Veriyor yangını, durmuş da açık sînelere,

Sürü hâlinde gezerken sayısız tayyâre.

Top tüfekten daha sık, gülle yağan mermiler,

Kahraman orduyu seyret ki bu tehdide güler!

(Mehmet Âkif ERSOY)

Türk ve dünya târihinin en önemli dönüm noktalarından biri olan Çanakkale Zaferi, hem ordumuzun ortaya koyduğu stratejik ve askerî dehâ hem de milletimizin gösterdiği olağanüstü fedâkârlık ve kenetlenme bakımından şanlı târihimizin gurur ve övünç nişânelerinden biridir. Çanakkale önlerine gelen düşman kuvvetlerine karşı yazdığımız bu destan, birçok yönden târihin akışını değiştirmiş ve Türk Milleti’nin en zor zamanlarında dahi vatan müdâfaasında tereddüt göstermeyeceğini bütün cihana îlân etmiştir.

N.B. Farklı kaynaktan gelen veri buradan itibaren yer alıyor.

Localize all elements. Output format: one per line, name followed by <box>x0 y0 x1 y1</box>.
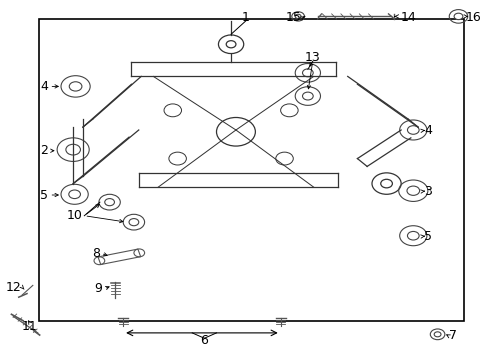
Text: 2: 2 <box>40 144 48 157</box>
Text: 5: 5 <box>424 230 433 243</box>
Circle shape <box>129 219 139 226</box>
Text: 4: 4 <box>424 124 432 137</box>
Circle shape <box>302 92 313 100</box>
Circle shape <box>408 231 419 240</box>
Text: 8: 8 <box>92 247 100 260</box>
Text: 10: 10 <box>67 209 83 222</box>
Text: 1: 1 <box>242 11 249 24</box>
Circle shape <box>105 199 115 206</box>
Circle shape <box>69 190 80 199</box>
Circle shape <box>407 186 419 195</box>
Text: 11: 11 <box>22 320 37 333</box>
Circle shape <box>434 332 441 337</box>
Text: 16: 16 <box>466 11 481 24</box>
Text: 13: 13 <box>305 51 320 64</box>
Text: 6: 6 <box>200 333 208 347</box>
Bar <box>39 19 465 321</box>
Circle shape <box>408 126 419 134</box>
Circle shape <box>302 69 313 77</box>
Circle shape <box>381 179 392 188</box>
Text: 15: 15 <box>286 11 301 24</box>
Circle shape <box>66 144 80 155</box>
Circle shape <box>69 82 82 91</box>
Text: 12: 12 <box>5 281 21 294</box>
Text: 5: 5 <box>40 189 48 202</box>
Text: 4: 4 <box>40 80 48 93</box>
Circle shape <box>226 41 236 48</box>
Text: 3: 3 <box>424 185 432 198</box>
Circle shape <box>454 13 463 19</box>
Circle shape <box>295 14 301 18</box>
Text: 9: 9 <box>95 283 102 296</box>
Text: 7: 7 <box>449 329 457 342</box>
Text: 14: 14 <box>400 11 416 24</box>
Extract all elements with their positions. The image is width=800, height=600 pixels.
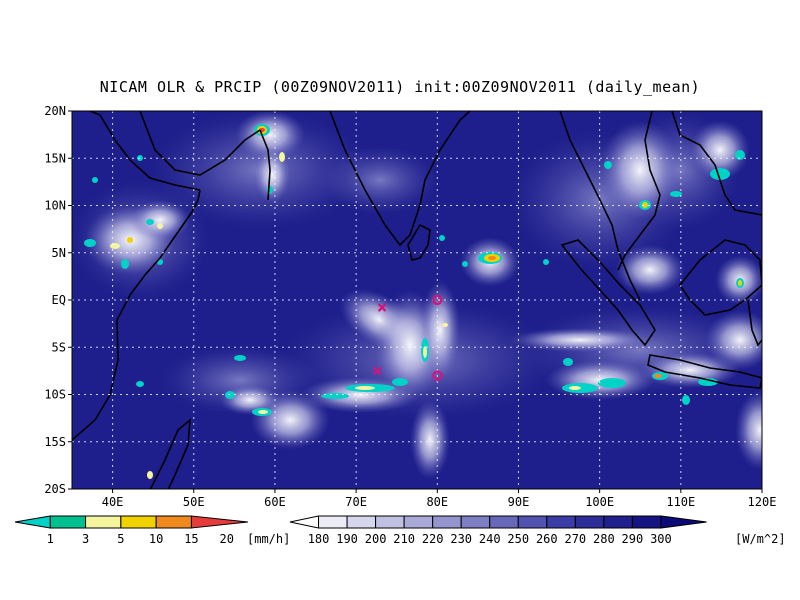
longitude-tick-label: 100E [585,495,614,509]
latitude-tick-label: 5S [52,340,66,354]
map-field [72,111,762,489]
longitude-tick-label: 110E [666,495,695,509]
longitude-tick-label: 80E [426,495,448,509]
colorbar-tick-label: 180 [308,532,330,546]
latitude-tick-label: 15N [44,151,66,165]
colorbar-swatch [375,515,405,529]
latitude-tick-label: 5N [52,246,66,260]
colorbar-tick-label: 240 [479,532,501,546]
colorbar-tick-label: 220 [422,532,444,546]
olr-colorbar: 180 190 200 210 220 230 240 250 260 270 280 290 300 [… [289,515,786,546]
colorbar-swatch [489,515,519,529]
latitude-tick-label: EQ [52,293,66,307]
colorbar-swatch [574,515,605,529]
colorbar-swatch [403,515,434,529]
colorbar-right-arrow [660,515,707,529]
colorbar-tick-label: 200 [365,532,387,546]
colorbar-swatch [631,515,662,529]
colorbar-tick-label: 3 [82,532,89,546]
storm-x-marker [372,366,382,376]
colorbar-tick-label: 5 [117,532,124,546]
colorbar-swatch [517,515,548,529]
longitude-tick-label: 90E [508,495,530,509]
grid-lines [72,111,762,489]
longitude-tick-label: 120E [748,495,777,509]
colorbar-swatch [49,515,87,529]
colorbar-tick-label: 250 [507,532,529,546]
storm-circle-marker [432,370,443,381]
colorbar-tick-label: 190 [336,532,358,546]
coastlines [72,111,762,489]
olr-clouds [85,111,762,480]
storm-markers [372,294,443,381]
colorbar-tick-label: 260 [536,532,558,546]
latitude-tick-label: 20S [44,482,66,496]
colorbar-swatch [460,515,491,529]
colorbar-tick-label: 230 [450,532,472,546]
latitude-tick-label: 15S [44,435,66,449]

Ayrıca Çanakkale’den zaferle çıkmamız, dört yıl sonra başlayacak olan Millî Mücâdele’nin ve sekiz yıl sonra îlân edeceğimiz cumhuriyetin âdeta bir ön sözü ve müjdecisi olmuştur.

  1. yüzyıl sonlarında içinde bulunduğu ekonomik, siyâsî, askerî ve idârî krizlerin tam mânâsıyla bir türlü üstesinden gelemeyen Osmanlı İmparatorluğu, giderek gücünü kaybetmiş ve vatan toprakları emperyalist ülkelerin üzerinde hesaplar yaptığı bir coğrafyaya dönüşmeye başlamıştır. Bu tablo altında kendisini 1914 yılında başlayan 1.Dünya Savaşı’nın içinde bulan Devlet-i Aliyye, kimi zaman parçası olduğu İttifak Devletleri bloğundaki ülkelere yardım amaçlı, bazen yakın dönemde kaybettiği toprakları geri almak için, sık sık da saldırıya geçen düşman ordularına karşı koymak amacıyla birçok cephede mücâdele vermek zorunda kalmıştır. Oldukça kısıtlı imkânlar ve iktisâdî sıkıntılar içinde sürdürülen bu mücâdelede, her cephede irili ufaklı pek çok kahramanlık hikâyesi yazılmış; Türk askerinin cesur ve korkusuzca sergilediği direniş, târih sayfalarına kazınmıştır. Ancak bunların içinde en destansı ve sonuçları îtibârıyla en büyük önem arz eden târihî olay kuşkusuz Çanakkale Cephesi’nde Mehmetçiğin, kendisinden kâğıt üzerinde her açıdan (teknoloji, askerî teçhîzat, uluslararası destek, asker sayısı vb.) kat be kat daha güçlü görünen İtilaf Devletleri güçlerini unutulmayacak bir bozguna uğratmasıdır.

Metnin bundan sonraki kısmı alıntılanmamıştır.